When parents or support providers become concerned that their child is not following a typical developmental course, they turn to experts, including psychologists, educators and medical professionals, for a diagnosis.
At first glance, some people with autism may appear to have an intellectual disability, sensory processing issues, or problems with hearing or vision. To complicate matters further, these conditions can co-occur with autism. However, it is important to distinguish autism from other conditions, as an accurate and early autism diagnosis can provide the basis for an appropriate educational and treatment program.
We do not know all of the causes of ASD. However, we have learned that there are likely many causes for multiple types of ASD. There may be many different factors that make a child more likely to have an ASD, including environmental, biologic and genetic factors.
Most scientists agree that genes are one of the risk factors that can make a person more likely to develop ASD.4 In many families, there appears to be a pattern of autism or related disabilities, further supporting the theory that the disorder has a genetic basis. While no one gene has been identified as causing autism, researchers are searching for irregular segments of genetic code that children with autism may have inherited. It also appears that some children are born with a susceptibility to autism, but researchers have not yet identified a single “trigger” that causes autism to develop.
Asperger’s syndrome (also known as Asperger’s Disorder) was first described in the 1940s by Viennese pediatrician Hans Asperger, who observed autism-like behaviors and difficulties with social and communication skills in boys who had normal intelligence and language development. Many professionals felt Asperger’s syndrome was simply a milder form of autism and used the term “high-functioning autism” to describe these individuals. Uta Frith, a professor at the Institute of Cognitive Neuroscience of University College London and editor of Autism and Asperger Syndrome, describes individuals with Asperger’s as “having a dash of autism.”

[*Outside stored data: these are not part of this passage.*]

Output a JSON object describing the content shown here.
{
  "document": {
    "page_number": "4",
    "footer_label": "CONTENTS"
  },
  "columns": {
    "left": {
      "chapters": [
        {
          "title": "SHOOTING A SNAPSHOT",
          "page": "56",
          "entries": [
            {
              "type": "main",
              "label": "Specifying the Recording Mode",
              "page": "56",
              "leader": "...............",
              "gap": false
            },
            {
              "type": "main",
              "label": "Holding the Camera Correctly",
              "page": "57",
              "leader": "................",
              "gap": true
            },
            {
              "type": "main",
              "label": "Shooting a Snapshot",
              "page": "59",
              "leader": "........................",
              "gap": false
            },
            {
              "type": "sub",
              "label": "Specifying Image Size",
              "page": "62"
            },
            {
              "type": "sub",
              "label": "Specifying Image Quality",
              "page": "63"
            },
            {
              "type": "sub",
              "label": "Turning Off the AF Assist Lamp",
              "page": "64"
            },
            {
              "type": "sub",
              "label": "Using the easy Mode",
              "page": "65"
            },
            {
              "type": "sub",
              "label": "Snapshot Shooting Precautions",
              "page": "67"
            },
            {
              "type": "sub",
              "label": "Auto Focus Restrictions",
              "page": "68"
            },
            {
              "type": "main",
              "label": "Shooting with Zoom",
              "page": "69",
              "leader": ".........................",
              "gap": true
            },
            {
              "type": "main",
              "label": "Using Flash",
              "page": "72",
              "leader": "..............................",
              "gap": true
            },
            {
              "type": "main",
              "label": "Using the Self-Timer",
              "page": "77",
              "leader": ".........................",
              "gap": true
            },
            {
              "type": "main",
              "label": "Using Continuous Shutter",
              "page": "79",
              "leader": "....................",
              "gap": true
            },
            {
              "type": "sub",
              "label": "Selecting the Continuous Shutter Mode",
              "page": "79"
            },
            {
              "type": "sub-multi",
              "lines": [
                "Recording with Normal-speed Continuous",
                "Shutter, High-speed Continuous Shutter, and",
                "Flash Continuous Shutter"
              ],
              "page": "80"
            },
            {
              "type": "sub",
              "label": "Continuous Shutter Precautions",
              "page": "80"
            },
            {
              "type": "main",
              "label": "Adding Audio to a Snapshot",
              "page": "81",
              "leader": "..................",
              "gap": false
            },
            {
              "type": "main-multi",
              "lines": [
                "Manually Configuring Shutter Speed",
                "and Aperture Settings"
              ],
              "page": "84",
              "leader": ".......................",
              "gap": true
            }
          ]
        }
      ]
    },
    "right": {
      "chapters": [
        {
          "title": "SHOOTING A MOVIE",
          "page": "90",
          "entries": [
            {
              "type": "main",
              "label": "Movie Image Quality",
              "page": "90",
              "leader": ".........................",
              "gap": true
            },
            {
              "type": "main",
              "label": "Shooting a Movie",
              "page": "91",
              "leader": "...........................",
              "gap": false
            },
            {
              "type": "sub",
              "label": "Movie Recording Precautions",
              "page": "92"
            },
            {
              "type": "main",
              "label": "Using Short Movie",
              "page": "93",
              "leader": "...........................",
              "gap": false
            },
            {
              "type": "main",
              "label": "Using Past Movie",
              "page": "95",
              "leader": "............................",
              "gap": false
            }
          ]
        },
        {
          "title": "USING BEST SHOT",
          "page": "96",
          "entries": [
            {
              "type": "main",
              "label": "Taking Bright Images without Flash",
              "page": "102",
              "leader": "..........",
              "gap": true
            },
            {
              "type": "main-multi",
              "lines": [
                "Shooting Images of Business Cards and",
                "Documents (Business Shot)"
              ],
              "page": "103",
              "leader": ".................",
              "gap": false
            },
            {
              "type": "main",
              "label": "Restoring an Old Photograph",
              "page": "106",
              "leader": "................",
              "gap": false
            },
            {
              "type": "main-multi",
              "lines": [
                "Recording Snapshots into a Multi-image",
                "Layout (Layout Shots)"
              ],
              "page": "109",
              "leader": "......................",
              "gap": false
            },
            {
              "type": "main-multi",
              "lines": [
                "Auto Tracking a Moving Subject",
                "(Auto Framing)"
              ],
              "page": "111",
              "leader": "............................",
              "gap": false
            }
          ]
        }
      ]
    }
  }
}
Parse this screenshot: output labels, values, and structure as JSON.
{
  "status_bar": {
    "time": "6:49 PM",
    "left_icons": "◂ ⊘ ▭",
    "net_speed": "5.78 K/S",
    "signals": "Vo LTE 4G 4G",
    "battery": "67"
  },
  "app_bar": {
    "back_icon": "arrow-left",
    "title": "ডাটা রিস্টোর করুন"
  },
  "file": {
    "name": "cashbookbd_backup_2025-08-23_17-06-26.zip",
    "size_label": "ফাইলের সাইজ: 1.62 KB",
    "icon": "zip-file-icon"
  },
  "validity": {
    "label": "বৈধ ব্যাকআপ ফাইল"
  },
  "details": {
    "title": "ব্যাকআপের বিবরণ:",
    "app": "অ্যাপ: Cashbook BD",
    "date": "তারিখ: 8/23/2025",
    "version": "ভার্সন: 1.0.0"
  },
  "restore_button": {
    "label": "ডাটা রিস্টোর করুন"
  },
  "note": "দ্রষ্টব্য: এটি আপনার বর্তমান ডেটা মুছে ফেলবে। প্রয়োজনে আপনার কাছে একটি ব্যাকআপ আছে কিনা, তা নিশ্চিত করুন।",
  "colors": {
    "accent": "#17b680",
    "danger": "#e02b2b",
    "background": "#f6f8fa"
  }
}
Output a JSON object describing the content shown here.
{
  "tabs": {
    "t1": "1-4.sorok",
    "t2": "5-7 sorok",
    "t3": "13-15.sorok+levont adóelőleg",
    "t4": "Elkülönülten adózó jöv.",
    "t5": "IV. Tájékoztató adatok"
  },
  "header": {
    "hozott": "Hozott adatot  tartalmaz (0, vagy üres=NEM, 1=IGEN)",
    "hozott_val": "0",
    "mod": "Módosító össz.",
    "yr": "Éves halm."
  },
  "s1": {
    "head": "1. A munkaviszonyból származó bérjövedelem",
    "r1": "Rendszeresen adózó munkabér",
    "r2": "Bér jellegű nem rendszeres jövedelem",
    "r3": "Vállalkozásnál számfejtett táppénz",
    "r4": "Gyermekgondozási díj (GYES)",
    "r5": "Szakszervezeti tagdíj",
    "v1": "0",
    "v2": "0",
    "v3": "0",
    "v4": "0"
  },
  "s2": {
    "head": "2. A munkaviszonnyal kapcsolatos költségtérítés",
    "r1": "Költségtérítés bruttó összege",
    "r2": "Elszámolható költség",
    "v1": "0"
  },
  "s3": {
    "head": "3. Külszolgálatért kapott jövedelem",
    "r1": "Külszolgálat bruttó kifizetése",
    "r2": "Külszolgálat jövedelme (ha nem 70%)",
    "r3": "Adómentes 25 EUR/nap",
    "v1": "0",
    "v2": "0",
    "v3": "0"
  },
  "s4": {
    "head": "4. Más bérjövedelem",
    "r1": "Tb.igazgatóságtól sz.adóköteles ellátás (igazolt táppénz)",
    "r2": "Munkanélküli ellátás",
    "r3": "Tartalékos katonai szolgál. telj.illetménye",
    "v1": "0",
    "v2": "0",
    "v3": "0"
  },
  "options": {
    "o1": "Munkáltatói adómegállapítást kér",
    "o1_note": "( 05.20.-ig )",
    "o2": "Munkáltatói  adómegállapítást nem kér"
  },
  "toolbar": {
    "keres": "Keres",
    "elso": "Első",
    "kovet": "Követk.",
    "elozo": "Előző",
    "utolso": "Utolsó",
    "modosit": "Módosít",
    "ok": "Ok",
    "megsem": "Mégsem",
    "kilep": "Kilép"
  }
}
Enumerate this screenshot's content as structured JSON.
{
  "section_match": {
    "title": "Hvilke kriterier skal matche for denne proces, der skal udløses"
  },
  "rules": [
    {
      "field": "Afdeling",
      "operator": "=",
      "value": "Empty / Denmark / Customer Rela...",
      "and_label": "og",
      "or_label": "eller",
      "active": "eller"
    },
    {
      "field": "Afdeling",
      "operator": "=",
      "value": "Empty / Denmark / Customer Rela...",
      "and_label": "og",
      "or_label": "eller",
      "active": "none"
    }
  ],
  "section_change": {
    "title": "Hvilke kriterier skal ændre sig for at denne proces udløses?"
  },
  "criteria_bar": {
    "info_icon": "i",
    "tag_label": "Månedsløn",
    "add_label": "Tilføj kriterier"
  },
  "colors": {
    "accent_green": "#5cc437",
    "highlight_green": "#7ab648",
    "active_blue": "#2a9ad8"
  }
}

Autism is a Spectrum Disorder (ASD) beginning in childhood and typically involving challenges in communication, socialization, and rigid, inflexible patterns of behavior. (See Diagnosis Section). While having particular challenges, many individuals on the spectrum often have special talents that equal or even exceed those of other “neuro-typical” peers. While there is no cure for autism spectrum disorder, individuals on the spectrum are lifelong learners and benefit greatly from treatments involving Applied Behavior Analysis (ABA), visual supports, and functional communication training. Individuals on the spectrum typically respond well to highly structured, and predictable habilitative and educational programs designed to meet their individual needs and desires.